Por Raúl Vallarino.-
Durante mucho tiempo vivió en la calle; era amigo de todo el barrio y la gente lo amaba, mientras él se acercaba para recibir una caricia y cada día tenía sus comidas aseguradas. Nunca pedía nada, solo esperaba.
En el invierno intentamos que entrara a la casa, pero se resistía, era un alma libre, le gustaba ser callejero, pero sin perder su alegría y emoción al verte llegar al barrio luego del trabajo.
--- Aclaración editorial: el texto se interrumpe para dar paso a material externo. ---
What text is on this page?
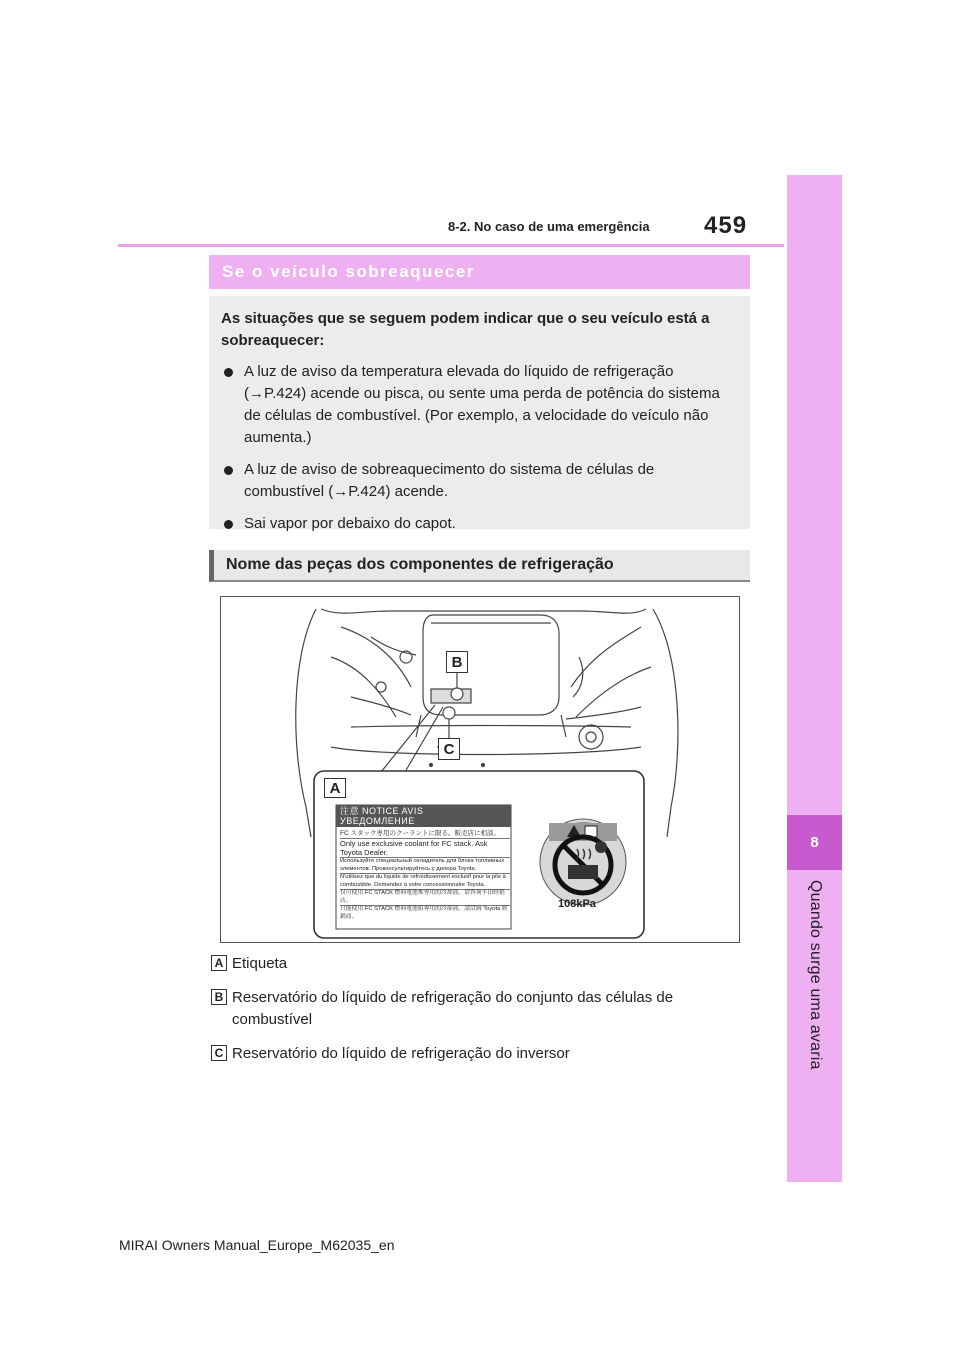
8
Quando surge uma avaria
8-2. No caso de uma emergência 459
Se o veículo sobreaquecer

As situações que se seguem podem indicar que o seu veículo está a sobreaquecer:

A luz de aviso da temperatura elevada do líquido de refrigeração (→P.424) acende ou pisca, ou sente uma perda de potência do sistema de células de combustível. (Por exemplo, a velocidade do veículo não aumenta.)
A luz de aviso de sobreaquecimento do sistema de células de combustível (→P.424) acende.
Sai vapor por debaixo do capot.
Nome das peças dos componentes de refrigeração
B
C
A
注意 NOTICE AVIS
УВЕДОМЛЕНИЕ
FC スタック専用のクーラントに限る。販売店に相談。
Only use exclusive coolant for FC stack. Ask Toyota Dealer.
Используйте специальный охладитель для блока топливных элементов. Проконсультируйтесь у дилера Toyota.
N'utilisez que du liquide de refroidissement exclusif pour la pile à combustible. Demandez à votre concessionnaire Toyota.
仅可使用 FC STACK 燃料電池堆専用的冷却液。请咨询丰田经销店。
只能使用 FC STACK 燃料電池組專用的冷卻液。請洽詢 Toyota 經銷商。
108kPa
A Etiqueta
B Reservatório do líquido de refrigeração do conjunto das células de combustível
C Reservatório do líquido de refrigeração do inversor
MIRAI Owners Manual_Europe_M62035_en
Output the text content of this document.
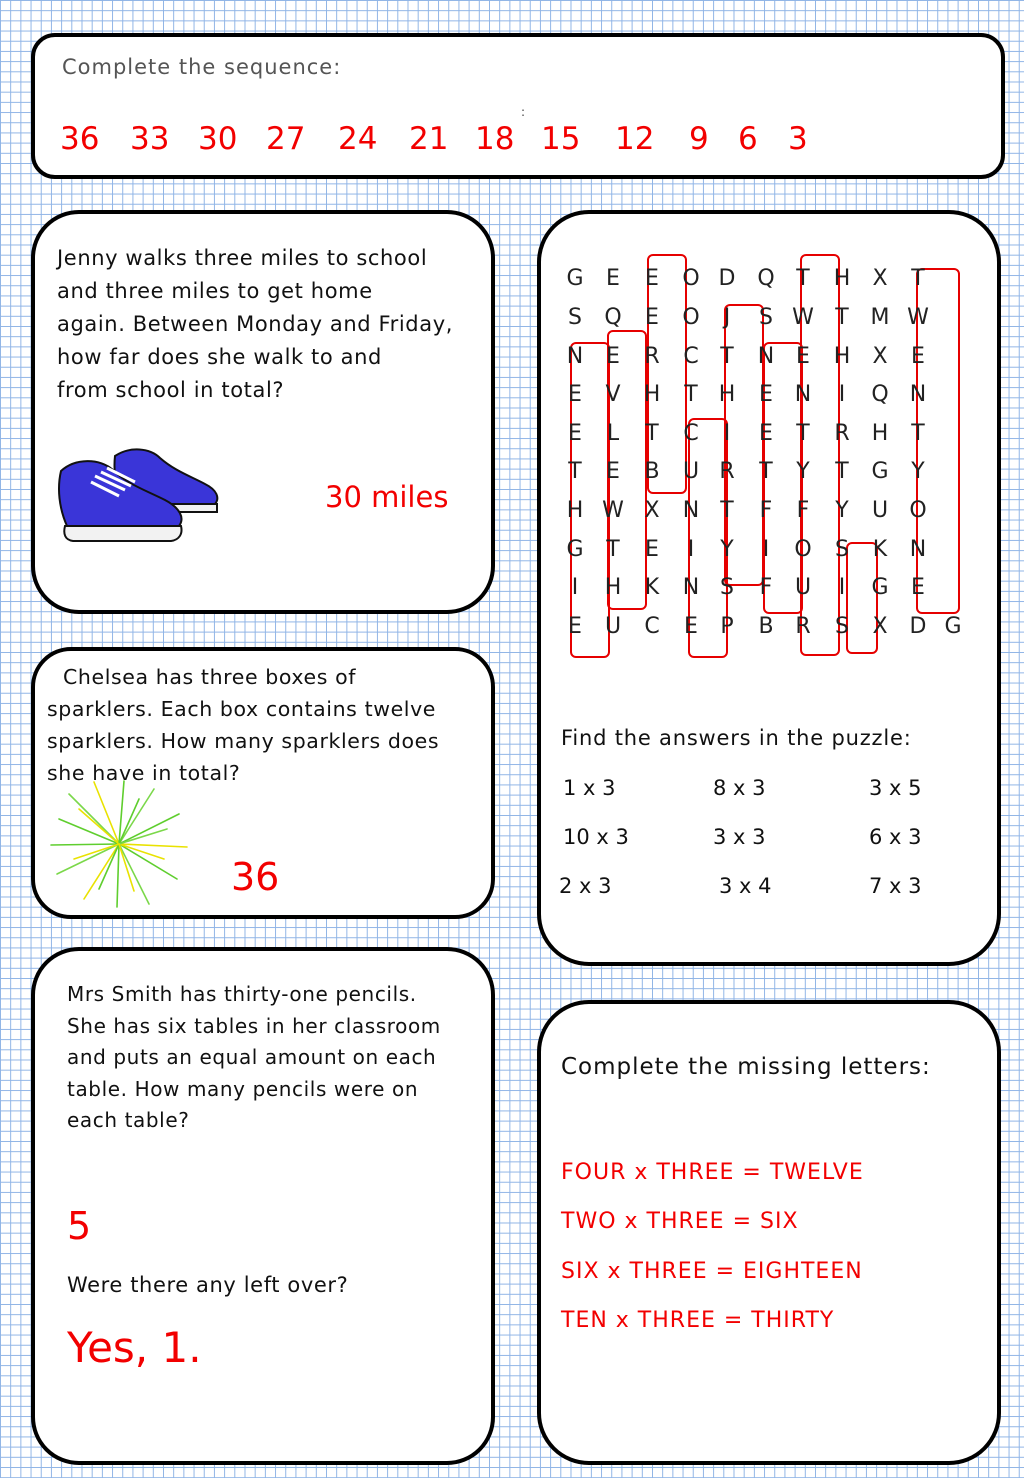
Complete the sequence:
:
36 33 30 27 24 21 18 15 12 9 6 3
Jenny walks three miles to school
and three miles to get home
again. Between Monday and Friday,
how far does she walk to and
from school in total?
30 miles
Chelsea has three boxes of
sparklers. Each box contains twelve
sparklers. How many sparklers does
she have in total?
36
Mrs Smith has thirty-one pencils.
She has six tables in her classroom
and puts an equal amount on each
table. How many pencils were on
each table?
5
Were there any left over?
Yes, 1.
G	E	E	O D Q T	H	X	T
S	Q	E	O	J	S W T M W
N	E	R	C T	N E	H	X	E
E	V	H	T H	E N	I	Q N
E	L	T	C	I	E	T	R	H	T
T	E	B	U R	T	Y	T	G	Y
H W X	N T	F	F	Y	U O
G	T	E	I	Y	I	O	S	K	N
I	H	K	N S	F	U	I	G	E
E	U	C	E	P	B R	S	X D G
Find the answers in the puzzle:
1 x 3	8 x 3	3 x 5
10 x 3	3 x 3	6 x 3
2 x 3	3 x 4	7 x 3
Complete the missing letters:
FOUR x THREE = TWELVE
TWO x THREE = SIX
SIX x THREE = EIGHTEEN
TEN x THREE = THIRTY
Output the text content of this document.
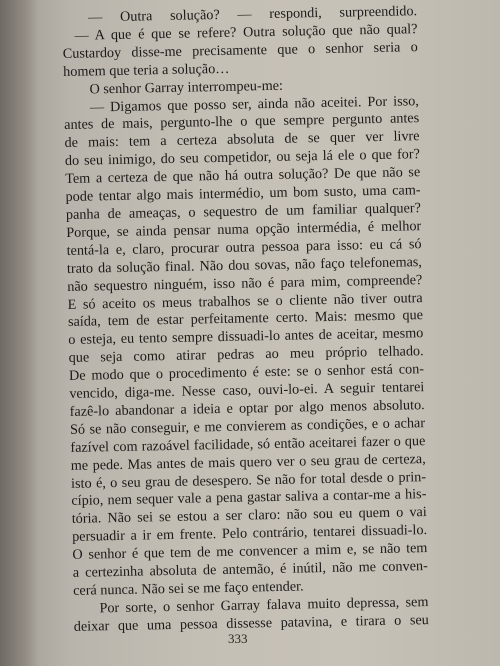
— Outra solução? — respondi, surpreendido.
— A que é que se refere? Outra solução que não qual?
Custardoy disse-me precisamente que o senhor seria o
homem que teria a solução…
O senhor Garray interrompeu-me:
— Digamos que posso ser, ainda não aceitei. Por isso,
antes de mais, pergunto-lhe o que sempre pergunto antes
de mais: tem a certeza absoluta de se quer ver livre
do seu inimigo, do seu competidor, ou seja lá ele o que for?
Tem a certeza de que não há outra solução? De que não se
pode tentar algo mais intermédio, um bom susto, uma cam-
panha de ameaças, o sequestro de um familiar qualquer?
Porque, se ainda pensar numa opção intermédia, é melhor
tentá-la e, claro, procurar outra pessoa para isso: eu cá só
trato da solução final. Não dou sovas, não faço telefonemas,
não sequestro ninguém, isso não é para mim, compreende?
E só aceito os meus trabalhos se o cliente não tiver outra
saída, tem de estar perfeitamente certo. Mais: mesmo que
o esteja, eu tento sempre dissuadi-lo antes de aceitar, mesmo
que seja como atirar pedras ao meu próprio telhado.
De modo que o procedimento é este: se o senhor está con-
vencido, diga-me. Nesse caso, ouvi-lo-ei. A seguir tentarei
fazê-lo abandonar a ideia e optar por algo menos absoluto.
Só se não conseguir, e me convierem as condições, e o achar
fazível com razoável facilidade, só então aceitarei fazer o que
me pede. Mas antes de mais quero ver o seu grau de certeza,
isto é, o seu grau de desespero. Se não for total desde o prin-
cípio, nem sequer vale a pena gastar saliva a contar-me a his-
tória. Não sei se estou a ser claro: não sou eu quem o vai
persuadir a ir em frente. Pelo contrário, tentarei dissuadi-lo.
O senhor é que tem de me convencer a mim e, se não tem
a certezinha absoluta de antemão, é inútil, não me conven-
cerá nunca. Não sei se me faço entender.
Por sorte, o senhor Garray falava muito depressa, sem
deixar que uma pessoa dissesse patavina, e tirara o seu
333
Saltaba alrededor de uno y puedo asegurar que en su carita se reflejaba la alegría de recibirte.
Un día, cuando vimos que empezaba a perder la visión y que dejarlo caminar por las calles era un peligro para su vida, lo llevamos a nuestra casa y allí como sabiendo que ya no podría vivir recorriendo el barrio, aceptó quedarse con nosotros y pasó a ser parte de la familia. Nos cambió todo; nos colmó de amor y nos hizo, sin dudas, mejores seres humanos.
Hoy, ya con unos cuantos años encima, una persistente enfermedad lo puso en una situación límite y con enorme dolor tuvimos que dormirlo.
Alguien dijo que cuando el veterinario hace su trabajo para evitar que siga sufriendo, nunca deben dejarlo solo, porque él necesita saber que las personas que ama están a su lado, aunque a uno el dolor lo desgarre. Así lo hicimos.
Hoy se fue Lobito; se fue parte de nuestra vida. Se nos fue un hijo.